Potash gets more coverage in Canada because of Saskatchewan’s important role in the industry, and the industry’s key role in the province, but phosphate and nitrogen are also key fertilizers and movements in each fertilizer industry impact the others.

The biggest news in nitrogen is a merger is between CF Industries (CF-N) and Terra Industries (TRA-N). Under the proposed deal Terra shareholders will receive US$37.15 in cash and 0.0953 of a share of CF Industries for each share. The transaction carries a total value of some US$4.7 billion.

And the deal essentially terminated two other proposed mergers. In February Terra signed a definitive agreement to merge with Oslo-listed Yara International, which had offered US$41.10 in cash for each Terra share. The Yara deal valued Terra at US$4.1 billion. Yara will receive a US$123-million break fee from Terra.
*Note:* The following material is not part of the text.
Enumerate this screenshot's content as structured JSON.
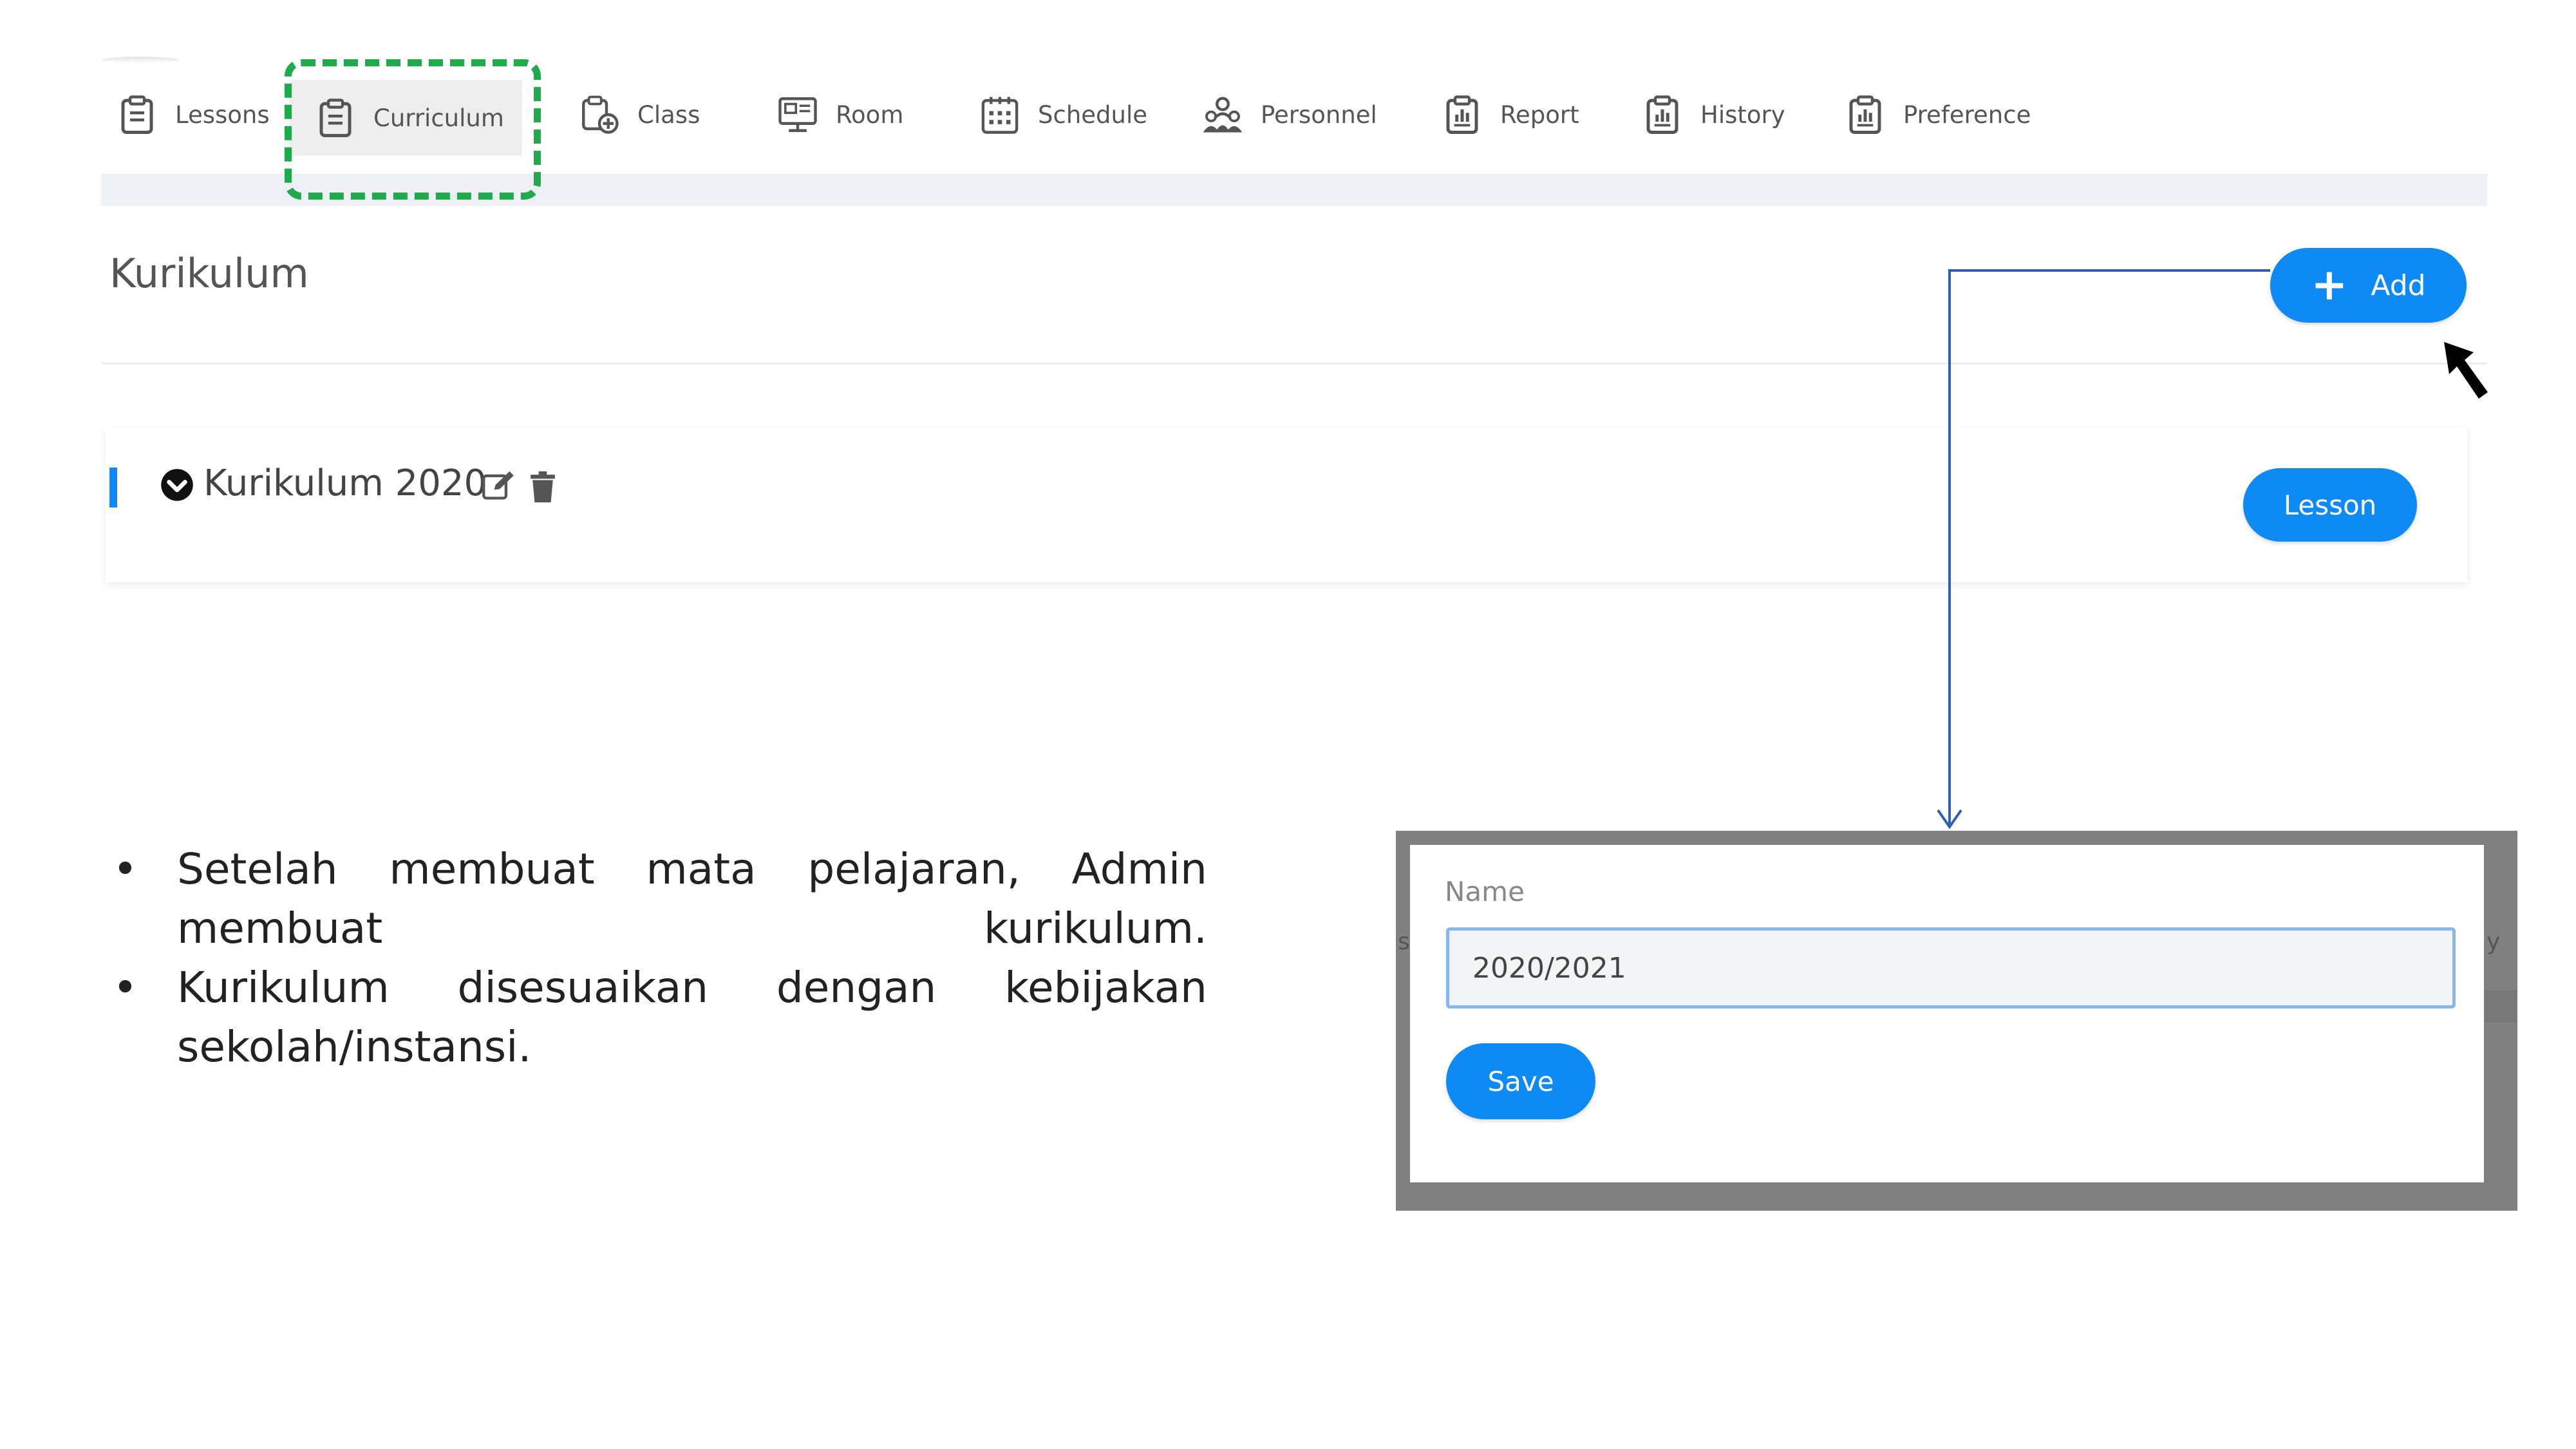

And the CF-Terra merger also threw cold water on Agrium’s (AGU-T, AGU-N) 16-month long attempt to carry out a hostile takeover of CF Industries. Agrium had offered one share and US$45 in cash for each CF share, contingent on CF abandoning its bid for Terra.

The battle for control of these significant members of the North American fertilizer industry lasted as long as the industry’s recession-induced price problems. Over the last 16 months the nitrogen and phosphate industries saw several instances of competing hostile bids and fights breaking out for control of board seats; all the while the companies’ stock prices climbed and climbed as demand for all types of fertilizers returned. Terra, for instance, traded as low as US$23.60 in June but has since climbed above US$46. Similarly, Agrium’s share price fell to $41 in July but, on news of its dropped bid for CF, reached a new high of $73.69.
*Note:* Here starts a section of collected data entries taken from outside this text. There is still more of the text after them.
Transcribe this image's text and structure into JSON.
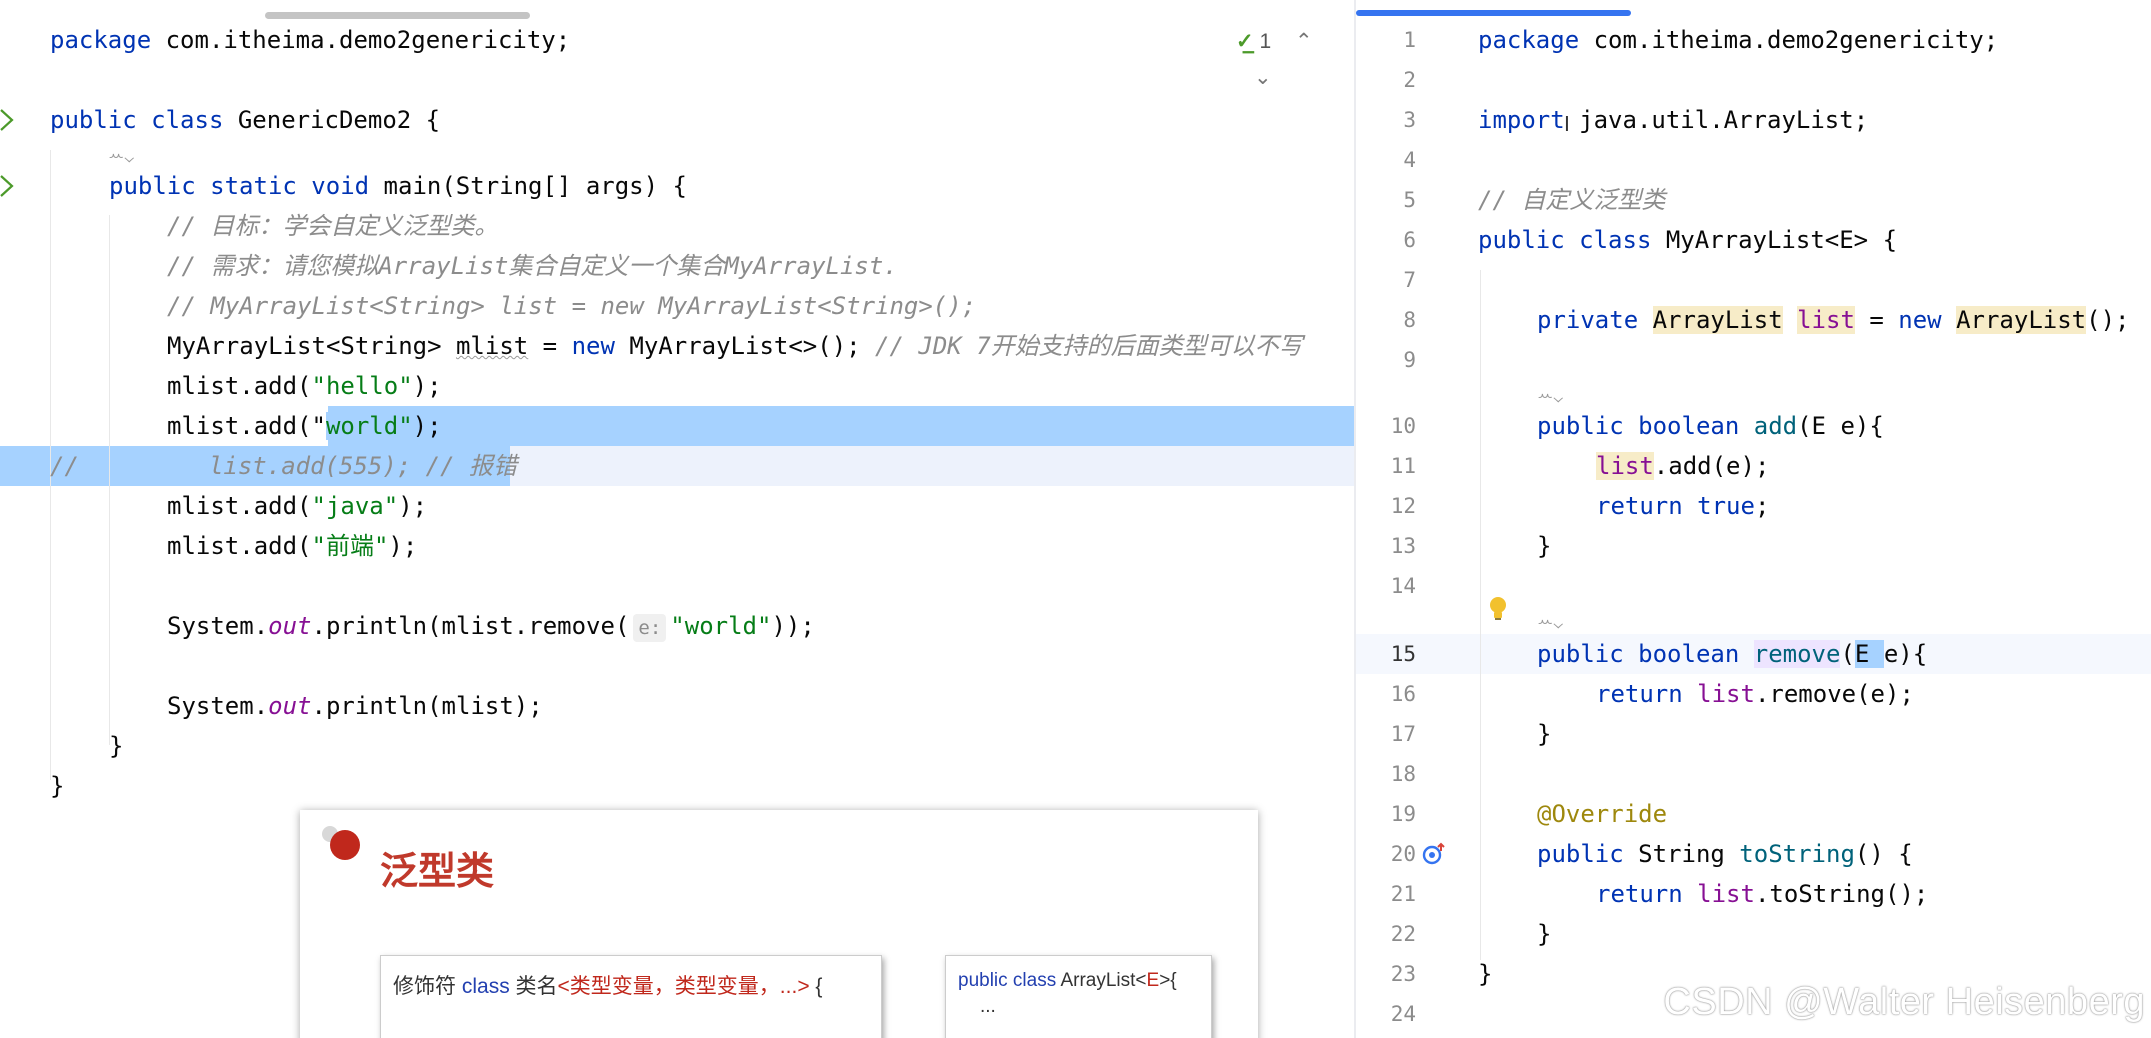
{
  "left_editor": {
    "inspection": {
      "count": "1"
    },
    "lines": {
      "pkg_kw": "package",
      "pkg_name": " com.itheima.demo2genericity;",
      "class_kw": "public class",
      "class_name": " GenericDemo2 {",
      "main_kw": "public static void",
      "main_rest": " main(String[] args) {",
      "c1": "// 目标：学会自定义泛型类。",
      "c2": "// 需求：请您模拟ArrayList集合自定义一个集合MyArrayList.",
      "c3": "// MyArrayList<String> list = new MyArrayList<String>();",
      "decl_a": "MyArrayList<String> ",
      "decl_var": "mlist",
      "decl_b": " = ",
      "decl_new": "new",
      "decl_c": " MyArrayList<>(); ",
      "decl_comment": "// JDK 7开始支持的后面类型可以不写",
      "add1_a": "mlist.add(",
      "add1_s": "\"hello\"",
      "add1_b": ");",
      "add2_a": "mlist.add(\"",
      "add2_s": "world\"",
      "add2_b": ");",
      "commented": "//         list.add(555); // 报错",
      "add3_a": "mlist.add(",
      "add3_s": "\"java\"",
      "add3_b": ");",
      "add4_a": "mlist.add(",
      "add4_s": "\"前端\"",
      "add4_b": ");",
      "p1_a": "System.",
      "p1_out": "out",
      "p1_b": ".println(mlist.remove(",
      "p1_hint": "e:",
      "p1_s": "\"world\"",
      "p1_c": "));",
      "p2_a": "System.",
      "p2_out": "out",
      "p2_b": ".println(mlist);",
      "close1": "}",
      "close2": "}"
    }
  },
  "right_editor": {
    "line_numbers": [
      "1",
      "2",
      "3",
      "4",
      "5",
      "6",
      "7",
      "8",
      "9",
      "10",
      "11",
      "12",
      "13",
      "14",
      "15",
      "16",
      "17",
      "18",
      "19",
      "20",
      "21",
      "22",
      "23",
      "24"
    ],
    "lines": {
      "pkg_kw": "package",
      "pkg_name": " com.itheima.demo2genericity;",
      "imp_kw": "import",
      "imp_name": " java.util.ArrayList;",
      "comment": "// 自定义泛型类",
      "class_kw": "public class",
      "class_name": " MyArrayList<E> {",
      "f_kw": "private",
      "f_type": "ArrayList",
      "f_var": "list",
      "f_eq": " = ",
      "f_new": "new",
      "f_ctor": "ArrayList",
      "f_end": "();",
      "add_kw": "public boolean",
      "add_name": "add",
      "add_rest": "(E e){",
      "add_body_var": "list",
      "add_body_rest": ".add(e);",
      "ret_kw": "return",
      "ret_val": "true",
      "ret_end": ";",
      "close_m1": "}",
      "rem_kw": "public boolean",
      "rem_name": "remove",
      "rem_p": "(",
      "rem_E": "E ",
      "rem_rest": "e){",
      "rem_ret": "return",
      "rem_var": "list",
      "rem_body": ".remove(e);",
      "close_m2": "}",
      "override": "@Override",
      "ts_kw": "public",
      "ts_type": " String ",
      "ts_name": "toString",
      "ts_rest": "() {",
      "ts_ret": "return",
      "ts_var": "list",
      "ts_body": ".toString();",
      "close_m3": "}",
      "close_cls": "}"
    }
  },
  "slide": {
    "title": "泛型类",
    "box1_a": "修饰符 ",
    "box1_kw": "class",
    "box1_b": " 类名",
    "box1_c": "<类型变量，类型变量，...>",
    "box1_d": " {",
    "box2_kw": "public class",
    "box2_b": " ArrayList<",
    "box2_E": "E",
    "box2_c": ">{",
    "box2_dots": "..."
  },
  "watermark": "CSDN @Walter Heisenberg"
}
The end result of the fertilizer battles is certainly positive for Terra shareholders – in addition to their merger proceeds they received a special dividend of US$7.50 per share in December.

CF Industries is a major producer and distributer of nitrogen and phosphate-based fertilizers. The Illinois-based company operates nitrogen fertilizer plants in Louisiana and Alberta, mines and manufactures phosphate in Florida, and distributes fertilizer products through a network of facilities in the Midwestern United States. And Terra is a major North American producer and supplier of nitrogen products. The company brought in revenues of US$1.6 billion in 2009.

Terra and CF bring together different foci – Terra on industrial customers and CF on agricultural ones – and the companies are hopeful the diversification will ensure greater strength and resilience through tough industry cycles such as that in 2009. In addition the merger is expected to create annual saving through cost synergies of up to US$135 million, driven primarily by the elimination of overlapping corporate functions, optimization of transportation and distribution systems, and greater economies of scale in procurement and purchasing.

Potash Corp’s share price is currently near $129, after spending much of 2009 closer to $100. Potash One is trading near $3.20, after climbing back from $1.32 a year ago.